The U.S. Federal Bureau of Investigation had been clear as early as 2015 that it views the Thousand Talents Program as a part of Beijing’s broader economic espionage agenda, describing it as an initiative that will help China “benefit from years of scientific research conducted in the United States.” It’s unsurprising then that amid a broader counterintelligence push by U.S. authorities in recent years, several prosecutors have come down hard on several Thousand Talents Program-linked individuals.

These concerns won’t evaporate overnight, especially as American concerns about economic competitiveness vis-a-vis China are likely to persist, even if there is a change in administration after the 2020 elections. Lieber and Lookman’s cases both suggest that a lack of disclosure is a problem. (In Lookman’s case, the possible transfer of classified secrets is another.)

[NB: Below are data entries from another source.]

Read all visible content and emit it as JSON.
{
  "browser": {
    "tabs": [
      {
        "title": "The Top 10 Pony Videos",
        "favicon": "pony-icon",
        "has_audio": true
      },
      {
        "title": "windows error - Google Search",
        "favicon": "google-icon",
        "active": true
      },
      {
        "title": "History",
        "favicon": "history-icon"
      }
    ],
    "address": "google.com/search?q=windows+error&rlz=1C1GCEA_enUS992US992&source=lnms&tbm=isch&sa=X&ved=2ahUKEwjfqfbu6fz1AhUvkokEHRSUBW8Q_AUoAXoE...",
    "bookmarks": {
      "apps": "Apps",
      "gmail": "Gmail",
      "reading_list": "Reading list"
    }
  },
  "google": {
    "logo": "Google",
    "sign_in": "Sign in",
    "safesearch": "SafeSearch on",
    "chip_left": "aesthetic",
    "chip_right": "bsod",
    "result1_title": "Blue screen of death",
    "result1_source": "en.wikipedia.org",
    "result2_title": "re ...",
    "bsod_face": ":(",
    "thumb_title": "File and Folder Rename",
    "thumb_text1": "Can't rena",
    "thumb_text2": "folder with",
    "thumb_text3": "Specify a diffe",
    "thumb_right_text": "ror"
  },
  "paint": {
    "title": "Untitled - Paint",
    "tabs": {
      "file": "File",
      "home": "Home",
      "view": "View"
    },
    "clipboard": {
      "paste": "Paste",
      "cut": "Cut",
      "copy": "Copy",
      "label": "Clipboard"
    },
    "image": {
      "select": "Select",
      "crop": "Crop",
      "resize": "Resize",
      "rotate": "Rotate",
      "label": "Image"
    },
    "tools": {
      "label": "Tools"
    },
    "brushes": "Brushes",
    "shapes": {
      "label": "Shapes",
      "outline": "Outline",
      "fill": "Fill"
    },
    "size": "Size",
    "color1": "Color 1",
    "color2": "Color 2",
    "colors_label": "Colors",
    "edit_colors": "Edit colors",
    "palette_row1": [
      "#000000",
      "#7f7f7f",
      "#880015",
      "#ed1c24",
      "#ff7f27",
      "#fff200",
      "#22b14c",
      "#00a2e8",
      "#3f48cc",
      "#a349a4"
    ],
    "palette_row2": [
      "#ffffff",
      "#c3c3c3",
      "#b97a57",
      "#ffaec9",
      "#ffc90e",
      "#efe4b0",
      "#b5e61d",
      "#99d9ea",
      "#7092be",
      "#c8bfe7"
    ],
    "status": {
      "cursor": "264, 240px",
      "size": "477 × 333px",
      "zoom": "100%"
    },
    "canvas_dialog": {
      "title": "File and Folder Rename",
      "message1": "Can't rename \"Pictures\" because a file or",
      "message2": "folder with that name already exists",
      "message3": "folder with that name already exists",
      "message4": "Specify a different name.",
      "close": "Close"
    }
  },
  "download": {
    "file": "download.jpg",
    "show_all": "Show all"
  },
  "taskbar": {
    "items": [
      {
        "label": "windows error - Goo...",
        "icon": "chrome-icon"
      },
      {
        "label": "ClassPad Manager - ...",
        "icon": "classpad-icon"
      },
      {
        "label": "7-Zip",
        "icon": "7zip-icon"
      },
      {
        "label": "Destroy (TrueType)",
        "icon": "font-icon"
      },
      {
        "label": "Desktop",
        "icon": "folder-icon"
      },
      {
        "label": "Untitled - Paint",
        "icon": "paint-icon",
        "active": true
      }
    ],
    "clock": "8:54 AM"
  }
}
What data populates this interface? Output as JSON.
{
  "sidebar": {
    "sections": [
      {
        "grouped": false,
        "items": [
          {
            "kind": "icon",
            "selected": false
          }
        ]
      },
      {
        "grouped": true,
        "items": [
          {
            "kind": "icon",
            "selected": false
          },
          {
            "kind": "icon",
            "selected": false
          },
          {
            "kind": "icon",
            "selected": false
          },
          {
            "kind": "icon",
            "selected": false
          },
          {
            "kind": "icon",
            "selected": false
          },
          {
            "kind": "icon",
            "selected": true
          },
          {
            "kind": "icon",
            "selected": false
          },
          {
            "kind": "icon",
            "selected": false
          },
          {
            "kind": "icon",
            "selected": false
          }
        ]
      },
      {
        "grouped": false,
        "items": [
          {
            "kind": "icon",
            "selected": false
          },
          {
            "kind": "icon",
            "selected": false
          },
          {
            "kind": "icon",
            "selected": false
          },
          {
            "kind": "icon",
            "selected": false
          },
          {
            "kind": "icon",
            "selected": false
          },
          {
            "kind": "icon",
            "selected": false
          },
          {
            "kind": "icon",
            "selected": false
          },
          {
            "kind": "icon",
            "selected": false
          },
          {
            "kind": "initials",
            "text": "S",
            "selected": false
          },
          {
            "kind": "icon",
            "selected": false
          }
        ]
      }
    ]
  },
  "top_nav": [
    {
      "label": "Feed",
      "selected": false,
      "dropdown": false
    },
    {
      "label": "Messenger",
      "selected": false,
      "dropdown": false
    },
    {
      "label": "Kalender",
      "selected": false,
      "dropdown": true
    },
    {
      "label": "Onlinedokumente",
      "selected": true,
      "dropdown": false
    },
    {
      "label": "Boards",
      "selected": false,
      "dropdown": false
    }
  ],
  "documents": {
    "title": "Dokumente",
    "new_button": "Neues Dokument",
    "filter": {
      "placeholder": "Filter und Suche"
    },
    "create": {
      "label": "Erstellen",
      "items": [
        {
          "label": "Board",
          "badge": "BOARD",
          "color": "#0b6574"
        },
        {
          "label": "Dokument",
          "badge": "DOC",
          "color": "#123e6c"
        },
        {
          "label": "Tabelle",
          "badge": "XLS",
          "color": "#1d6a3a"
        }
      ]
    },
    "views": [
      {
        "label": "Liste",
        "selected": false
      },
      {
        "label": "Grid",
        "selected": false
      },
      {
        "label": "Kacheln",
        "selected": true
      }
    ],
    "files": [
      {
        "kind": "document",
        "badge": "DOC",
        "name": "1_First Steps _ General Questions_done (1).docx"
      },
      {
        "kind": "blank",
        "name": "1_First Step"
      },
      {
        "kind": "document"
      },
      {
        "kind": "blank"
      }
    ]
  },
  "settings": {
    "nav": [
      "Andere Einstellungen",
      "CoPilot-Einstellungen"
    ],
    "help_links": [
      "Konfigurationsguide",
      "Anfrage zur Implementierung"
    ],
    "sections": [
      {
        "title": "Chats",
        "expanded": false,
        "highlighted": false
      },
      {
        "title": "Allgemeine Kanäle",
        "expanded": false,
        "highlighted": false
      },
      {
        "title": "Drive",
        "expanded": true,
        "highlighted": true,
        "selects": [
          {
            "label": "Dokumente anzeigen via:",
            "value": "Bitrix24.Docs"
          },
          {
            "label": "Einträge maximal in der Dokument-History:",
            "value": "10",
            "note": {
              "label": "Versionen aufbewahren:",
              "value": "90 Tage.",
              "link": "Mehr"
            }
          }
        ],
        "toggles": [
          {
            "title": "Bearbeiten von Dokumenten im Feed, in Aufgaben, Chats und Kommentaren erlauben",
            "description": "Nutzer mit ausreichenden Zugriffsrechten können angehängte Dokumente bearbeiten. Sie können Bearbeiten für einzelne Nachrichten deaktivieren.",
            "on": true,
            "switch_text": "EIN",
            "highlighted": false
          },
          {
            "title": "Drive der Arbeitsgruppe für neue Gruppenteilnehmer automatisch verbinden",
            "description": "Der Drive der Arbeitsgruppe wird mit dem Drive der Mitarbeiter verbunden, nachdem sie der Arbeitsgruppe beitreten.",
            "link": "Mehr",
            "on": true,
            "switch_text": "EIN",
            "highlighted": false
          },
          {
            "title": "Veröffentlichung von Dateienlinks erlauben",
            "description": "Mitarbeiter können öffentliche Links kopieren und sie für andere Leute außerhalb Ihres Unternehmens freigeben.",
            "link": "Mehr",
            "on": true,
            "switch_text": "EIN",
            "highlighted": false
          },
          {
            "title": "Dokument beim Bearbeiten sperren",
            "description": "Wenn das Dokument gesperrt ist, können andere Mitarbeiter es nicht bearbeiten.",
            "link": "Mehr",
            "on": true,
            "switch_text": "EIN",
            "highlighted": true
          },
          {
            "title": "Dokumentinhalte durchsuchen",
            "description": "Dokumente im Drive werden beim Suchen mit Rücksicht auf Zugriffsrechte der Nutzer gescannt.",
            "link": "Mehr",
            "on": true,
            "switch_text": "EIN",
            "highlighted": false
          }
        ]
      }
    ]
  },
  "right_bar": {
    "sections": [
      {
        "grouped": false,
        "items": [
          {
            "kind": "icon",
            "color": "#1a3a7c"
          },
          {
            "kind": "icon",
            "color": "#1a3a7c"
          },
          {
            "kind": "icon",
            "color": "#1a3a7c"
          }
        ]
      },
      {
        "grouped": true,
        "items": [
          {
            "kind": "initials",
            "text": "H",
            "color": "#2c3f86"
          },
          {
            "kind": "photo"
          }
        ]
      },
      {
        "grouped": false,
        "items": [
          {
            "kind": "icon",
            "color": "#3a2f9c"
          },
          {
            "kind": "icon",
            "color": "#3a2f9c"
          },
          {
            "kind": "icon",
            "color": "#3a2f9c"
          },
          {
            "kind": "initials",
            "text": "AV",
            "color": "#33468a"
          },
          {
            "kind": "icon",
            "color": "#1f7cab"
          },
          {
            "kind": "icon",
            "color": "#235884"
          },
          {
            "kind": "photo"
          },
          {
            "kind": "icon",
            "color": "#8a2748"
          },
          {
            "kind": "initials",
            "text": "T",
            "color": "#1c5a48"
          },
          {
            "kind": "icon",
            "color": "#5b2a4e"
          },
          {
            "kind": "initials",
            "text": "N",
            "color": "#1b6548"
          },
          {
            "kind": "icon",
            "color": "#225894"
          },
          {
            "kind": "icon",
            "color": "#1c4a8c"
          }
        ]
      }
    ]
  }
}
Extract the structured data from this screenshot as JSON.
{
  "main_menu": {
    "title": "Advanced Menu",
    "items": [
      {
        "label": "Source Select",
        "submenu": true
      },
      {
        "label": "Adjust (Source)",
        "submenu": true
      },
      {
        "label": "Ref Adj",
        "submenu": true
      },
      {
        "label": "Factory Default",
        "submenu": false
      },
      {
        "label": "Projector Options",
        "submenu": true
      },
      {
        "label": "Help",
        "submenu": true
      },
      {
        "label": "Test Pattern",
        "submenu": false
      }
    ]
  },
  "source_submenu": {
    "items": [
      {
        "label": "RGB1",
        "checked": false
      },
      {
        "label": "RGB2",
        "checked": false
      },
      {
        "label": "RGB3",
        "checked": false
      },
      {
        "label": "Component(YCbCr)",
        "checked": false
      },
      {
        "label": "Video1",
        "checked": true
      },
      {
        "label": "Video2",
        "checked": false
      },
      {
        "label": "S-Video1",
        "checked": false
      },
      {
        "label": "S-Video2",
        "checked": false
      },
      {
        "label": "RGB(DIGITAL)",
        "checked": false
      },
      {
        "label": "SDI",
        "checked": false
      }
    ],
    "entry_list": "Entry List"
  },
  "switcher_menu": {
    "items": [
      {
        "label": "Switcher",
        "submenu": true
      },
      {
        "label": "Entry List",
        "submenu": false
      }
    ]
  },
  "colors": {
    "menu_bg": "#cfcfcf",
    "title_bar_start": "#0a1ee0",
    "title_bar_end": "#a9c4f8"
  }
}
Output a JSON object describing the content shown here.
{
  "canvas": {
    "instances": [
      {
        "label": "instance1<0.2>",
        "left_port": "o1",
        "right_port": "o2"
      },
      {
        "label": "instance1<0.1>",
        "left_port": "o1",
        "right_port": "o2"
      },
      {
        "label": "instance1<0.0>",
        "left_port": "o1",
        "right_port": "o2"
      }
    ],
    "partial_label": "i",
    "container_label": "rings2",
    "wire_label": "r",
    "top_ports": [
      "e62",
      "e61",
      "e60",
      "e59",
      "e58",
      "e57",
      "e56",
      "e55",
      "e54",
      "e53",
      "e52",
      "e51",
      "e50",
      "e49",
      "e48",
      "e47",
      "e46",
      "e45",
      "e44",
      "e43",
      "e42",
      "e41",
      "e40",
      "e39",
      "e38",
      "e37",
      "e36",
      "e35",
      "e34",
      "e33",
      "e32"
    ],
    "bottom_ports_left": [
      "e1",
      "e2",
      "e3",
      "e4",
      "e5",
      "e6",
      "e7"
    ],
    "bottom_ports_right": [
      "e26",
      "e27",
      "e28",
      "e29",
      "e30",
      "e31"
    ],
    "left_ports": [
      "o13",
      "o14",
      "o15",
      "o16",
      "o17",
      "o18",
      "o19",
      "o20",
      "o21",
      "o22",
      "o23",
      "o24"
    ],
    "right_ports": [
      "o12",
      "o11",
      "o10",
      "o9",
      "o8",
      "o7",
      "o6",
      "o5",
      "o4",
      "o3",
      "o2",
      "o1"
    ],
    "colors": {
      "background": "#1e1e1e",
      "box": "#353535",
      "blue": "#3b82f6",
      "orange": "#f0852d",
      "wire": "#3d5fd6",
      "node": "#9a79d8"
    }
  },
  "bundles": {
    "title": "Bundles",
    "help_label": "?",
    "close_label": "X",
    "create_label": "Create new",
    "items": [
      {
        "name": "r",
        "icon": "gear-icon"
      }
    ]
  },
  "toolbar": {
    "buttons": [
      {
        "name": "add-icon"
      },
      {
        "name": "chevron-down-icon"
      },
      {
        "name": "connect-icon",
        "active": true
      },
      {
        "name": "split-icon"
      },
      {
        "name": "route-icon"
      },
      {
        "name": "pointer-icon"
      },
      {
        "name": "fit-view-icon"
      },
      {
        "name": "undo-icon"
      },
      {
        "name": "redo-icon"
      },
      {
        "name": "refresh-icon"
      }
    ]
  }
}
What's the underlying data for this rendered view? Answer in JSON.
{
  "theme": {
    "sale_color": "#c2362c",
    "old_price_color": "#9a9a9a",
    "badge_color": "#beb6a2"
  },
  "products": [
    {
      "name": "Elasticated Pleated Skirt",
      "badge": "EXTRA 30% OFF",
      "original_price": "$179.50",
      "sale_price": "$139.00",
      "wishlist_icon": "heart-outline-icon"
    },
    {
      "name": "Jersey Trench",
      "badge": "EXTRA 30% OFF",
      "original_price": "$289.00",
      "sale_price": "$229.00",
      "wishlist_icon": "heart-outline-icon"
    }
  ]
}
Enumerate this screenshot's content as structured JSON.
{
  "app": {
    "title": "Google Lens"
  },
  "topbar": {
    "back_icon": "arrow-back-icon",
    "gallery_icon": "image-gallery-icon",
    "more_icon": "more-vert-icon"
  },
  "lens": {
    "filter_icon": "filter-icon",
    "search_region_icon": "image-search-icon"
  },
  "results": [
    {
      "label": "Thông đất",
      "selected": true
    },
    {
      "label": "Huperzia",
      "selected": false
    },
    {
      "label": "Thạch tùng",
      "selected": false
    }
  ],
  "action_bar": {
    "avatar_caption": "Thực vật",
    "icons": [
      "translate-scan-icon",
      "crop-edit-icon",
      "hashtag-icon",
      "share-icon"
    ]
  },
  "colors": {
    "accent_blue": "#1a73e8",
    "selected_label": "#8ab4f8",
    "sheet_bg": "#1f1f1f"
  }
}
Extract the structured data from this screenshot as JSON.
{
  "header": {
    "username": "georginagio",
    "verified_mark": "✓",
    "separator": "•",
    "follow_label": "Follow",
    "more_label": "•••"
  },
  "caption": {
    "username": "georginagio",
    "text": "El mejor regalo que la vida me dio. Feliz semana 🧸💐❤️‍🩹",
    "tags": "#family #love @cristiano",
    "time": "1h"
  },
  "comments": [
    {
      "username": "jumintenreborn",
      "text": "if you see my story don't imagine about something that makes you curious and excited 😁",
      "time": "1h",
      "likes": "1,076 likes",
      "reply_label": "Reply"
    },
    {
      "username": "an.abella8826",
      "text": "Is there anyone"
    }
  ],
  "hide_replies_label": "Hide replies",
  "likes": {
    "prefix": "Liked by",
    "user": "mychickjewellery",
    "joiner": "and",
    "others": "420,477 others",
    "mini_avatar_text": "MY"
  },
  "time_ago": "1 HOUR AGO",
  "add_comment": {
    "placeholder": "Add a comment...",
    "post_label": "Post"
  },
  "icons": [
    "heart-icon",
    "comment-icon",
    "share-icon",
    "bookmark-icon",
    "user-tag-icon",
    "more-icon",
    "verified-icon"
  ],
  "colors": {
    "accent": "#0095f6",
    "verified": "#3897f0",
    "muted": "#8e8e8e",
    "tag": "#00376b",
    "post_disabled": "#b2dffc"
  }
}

Handling the disclosure problem will require institutions — including universities — to set clearer regulations on how their researchers and faculty make public their funding sources. Doing so can preserve core values for these institutions, like academic integrity and freedom, and avoid conflicts of interest.

Research partnerships and collaborations between American and Chinese institutions are, in themselves, not a danger to be averted, but organizations and individuals must practice due diligence and proper disclosure.